Мы, дети севера, как русская природа:
Цветем недолго, быстро увядаем,
а потому и г. Островский мог отцветать в то время, когда мы его считали еще растущим и укрепляющимся. Но, рассуждая о нем по его последним, хотя и относительно слабым работам, мы должны сказать, что видим в этих работах не упадок сил автора, а нечто иное, может быть, более зависящее от форм его новых произведений и от выбора сюжетов. Полагаем, что теперь, после “Тушина”, не рискуя впасть в большую ошибку, можно сказать, что г. Островскому не даются исторические русские хроники. Его род пьес, в которых он всего сильнее, есть бытовая драма и комедия, и мы решительно не постигаем упрямого желания этого писателя держаться неудачно взятого им нового, столь не свойственного ему и непосильного рода драматических сочинений. Положим, что бытовая жизнь наша отчасти бедна, и однообразие ее явлений может порою приводить в отчаяние посредственного писателя; но неужто же историческая жизнь допетровской Руси, с деспотической семьей и униженным положением женщины, разнообразнее и богаче драматическим содержанием? По нашему мнению, вопрос этот решается отрицательно: ибо тогдашняя жизнь, несомненно, была еще однообразнее нынешней, и упорное желание произвольно разнообразить характеры тогдашней семьи, помимо греха перед исторической правдой, может вести к целой бездне несообразностей, не исключая даже опыта изобразить в русской женщине эпохи самозванцев нигилистку XVII века, как это преблагополучно и совершил в своем “Тушине” г. Островский.
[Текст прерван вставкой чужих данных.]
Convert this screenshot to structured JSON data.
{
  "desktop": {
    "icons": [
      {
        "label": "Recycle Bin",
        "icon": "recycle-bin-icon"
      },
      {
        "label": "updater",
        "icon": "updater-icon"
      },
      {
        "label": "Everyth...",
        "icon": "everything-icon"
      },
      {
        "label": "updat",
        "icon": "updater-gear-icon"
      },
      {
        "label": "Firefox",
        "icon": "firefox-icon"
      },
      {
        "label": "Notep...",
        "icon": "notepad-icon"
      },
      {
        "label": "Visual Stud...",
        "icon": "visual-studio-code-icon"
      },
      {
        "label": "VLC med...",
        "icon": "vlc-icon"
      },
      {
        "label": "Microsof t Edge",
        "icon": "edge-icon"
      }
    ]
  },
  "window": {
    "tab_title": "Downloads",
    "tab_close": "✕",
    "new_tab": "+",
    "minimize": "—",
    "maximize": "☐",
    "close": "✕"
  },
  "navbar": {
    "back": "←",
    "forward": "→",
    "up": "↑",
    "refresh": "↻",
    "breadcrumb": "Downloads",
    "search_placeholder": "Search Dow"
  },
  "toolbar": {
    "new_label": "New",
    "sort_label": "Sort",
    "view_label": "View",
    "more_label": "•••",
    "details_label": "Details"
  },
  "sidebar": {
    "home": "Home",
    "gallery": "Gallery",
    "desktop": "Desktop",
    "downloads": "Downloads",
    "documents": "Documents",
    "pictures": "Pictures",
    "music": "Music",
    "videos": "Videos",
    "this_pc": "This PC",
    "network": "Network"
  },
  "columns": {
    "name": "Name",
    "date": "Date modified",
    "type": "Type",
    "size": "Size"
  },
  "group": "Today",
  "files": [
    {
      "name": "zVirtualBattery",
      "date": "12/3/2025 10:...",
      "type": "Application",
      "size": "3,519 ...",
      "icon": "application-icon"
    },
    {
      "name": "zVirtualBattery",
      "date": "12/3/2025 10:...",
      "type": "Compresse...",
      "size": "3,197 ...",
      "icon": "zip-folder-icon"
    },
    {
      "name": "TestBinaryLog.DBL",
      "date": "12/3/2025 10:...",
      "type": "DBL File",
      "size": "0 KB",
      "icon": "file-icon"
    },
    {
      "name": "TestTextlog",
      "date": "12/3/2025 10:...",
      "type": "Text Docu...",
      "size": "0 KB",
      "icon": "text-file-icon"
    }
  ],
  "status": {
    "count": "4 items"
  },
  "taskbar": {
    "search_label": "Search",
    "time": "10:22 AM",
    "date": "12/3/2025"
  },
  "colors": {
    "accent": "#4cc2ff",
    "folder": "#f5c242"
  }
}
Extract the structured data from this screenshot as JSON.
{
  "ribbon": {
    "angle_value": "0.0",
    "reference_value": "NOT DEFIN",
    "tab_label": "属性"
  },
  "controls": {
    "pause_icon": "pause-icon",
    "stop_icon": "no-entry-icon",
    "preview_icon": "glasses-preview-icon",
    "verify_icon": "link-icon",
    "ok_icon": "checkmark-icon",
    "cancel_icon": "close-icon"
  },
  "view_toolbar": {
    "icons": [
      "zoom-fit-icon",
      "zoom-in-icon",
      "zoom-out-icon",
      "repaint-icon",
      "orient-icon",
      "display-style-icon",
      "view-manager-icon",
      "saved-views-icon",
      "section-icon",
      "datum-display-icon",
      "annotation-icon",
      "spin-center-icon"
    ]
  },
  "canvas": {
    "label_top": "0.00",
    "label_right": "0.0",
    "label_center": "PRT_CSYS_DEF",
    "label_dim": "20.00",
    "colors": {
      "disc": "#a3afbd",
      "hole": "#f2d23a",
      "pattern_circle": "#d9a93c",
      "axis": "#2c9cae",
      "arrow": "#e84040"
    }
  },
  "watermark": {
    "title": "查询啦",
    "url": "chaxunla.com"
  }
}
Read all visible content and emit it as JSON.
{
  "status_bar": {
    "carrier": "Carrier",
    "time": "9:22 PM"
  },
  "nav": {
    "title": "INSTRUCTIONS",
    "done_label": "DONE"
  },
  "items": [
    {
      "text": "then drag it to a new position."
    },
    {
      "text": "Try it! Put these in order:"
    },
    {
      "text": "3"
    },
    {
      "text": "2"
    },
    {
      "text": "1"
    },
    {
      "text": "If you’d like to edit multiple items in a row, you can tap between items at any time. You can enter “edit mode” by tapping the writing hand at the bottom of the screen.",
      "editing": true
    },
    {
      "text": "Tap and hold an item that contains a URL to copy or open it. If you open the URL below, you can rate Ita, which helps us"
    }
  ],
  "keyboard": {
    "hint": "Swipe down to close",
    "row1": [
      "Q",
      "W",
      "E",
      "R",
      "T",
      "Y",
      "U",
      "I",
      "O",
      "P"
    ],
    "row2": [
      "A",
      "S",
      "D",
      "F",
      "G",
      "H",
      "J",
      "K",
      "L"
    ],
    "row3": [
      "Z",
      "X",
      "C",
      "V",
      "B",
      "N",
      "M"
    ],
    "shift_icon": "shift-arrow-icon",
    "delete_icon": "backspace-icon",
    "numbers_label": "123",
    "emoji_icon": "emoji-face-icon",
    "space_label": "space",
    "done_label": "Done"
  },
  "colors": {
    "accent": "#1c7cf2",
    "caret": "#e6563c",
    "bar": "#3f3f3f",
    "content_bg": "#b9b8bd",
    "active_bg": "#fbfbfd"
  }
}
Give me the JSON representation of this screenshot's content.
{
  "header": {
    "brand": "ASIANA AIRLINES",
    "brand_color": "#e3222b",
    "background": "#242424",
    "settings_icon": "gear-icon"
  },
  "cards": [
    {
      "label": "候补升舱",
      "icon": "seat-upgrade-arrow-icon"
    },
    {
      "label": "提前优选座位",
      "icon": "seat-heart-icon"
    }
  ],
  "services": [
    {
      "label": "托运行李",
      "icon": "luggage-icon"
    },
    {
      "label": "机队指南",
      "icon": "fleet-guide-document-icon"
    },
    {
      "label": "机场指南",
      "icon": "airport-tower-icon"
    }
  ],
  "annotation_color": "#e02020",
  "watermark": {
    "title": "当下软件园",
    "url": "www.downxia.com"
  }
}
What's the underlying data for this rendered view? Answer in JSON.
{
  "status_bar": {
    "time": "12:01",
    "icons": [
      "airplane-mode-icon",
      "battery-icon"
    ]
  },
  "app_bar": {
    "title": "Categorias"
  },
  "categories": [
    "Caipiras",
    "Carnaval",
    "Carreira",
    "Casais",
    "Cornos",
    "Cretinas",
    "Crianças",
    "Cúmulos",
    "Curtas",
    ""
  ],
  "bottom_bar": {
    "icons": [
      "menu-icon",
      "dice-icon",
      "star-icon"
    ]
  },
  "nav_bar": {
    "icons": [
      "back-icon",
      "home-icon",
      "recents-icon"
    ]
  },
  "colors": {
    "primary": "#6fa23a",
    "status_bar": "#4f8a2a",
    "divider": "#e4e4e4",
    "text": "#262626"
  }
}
Кроме г. Островского, из прочих сценических писателей к нынешнему сезону приготовили новые драматические сочинения гг. Писемский, Боборыкин и Алексей Потехин. Пьеса г. Писемского, “Поручик Гладков”, еще не поставлена на сцене и нигде не напечатана, а о ней только носятся слухи, и слухи столь разнообразные, что некстати было бы на них основывать какие бы то ни было суждения. Из пьесы Потехина сыгран в бенефис актера Васильева только один акт, и об этом отрывке есть отчет в дальнейших строках настоящей статьи; один лишь г. Боборыкин успел окончательно написать и даже поставить на сцену свою новую пьесу. Этот плодовитейший писатель имеет неимоверную быстроту в руках и в мыслях. Произведения его размножаются, как кролики, и, как кролики, все похожи одно на другое: во всех одинакое отсутствие замысла, недостаток смысла, небрежность отделки, неестественность характеров и поразительная бедность содержания. Г-н Боборыкин давно известен как очень бездарный писатель; но особенно дурны были всегда его писания по театральной части. После того как он напечатал в своем собственном журнале драму “В мире жить, мирское творить”, думалось, что авось-либо он уж и сам убедился, что написанные таким образом вещи не годятся ни для сцены, ни для печати; но не тут-то было.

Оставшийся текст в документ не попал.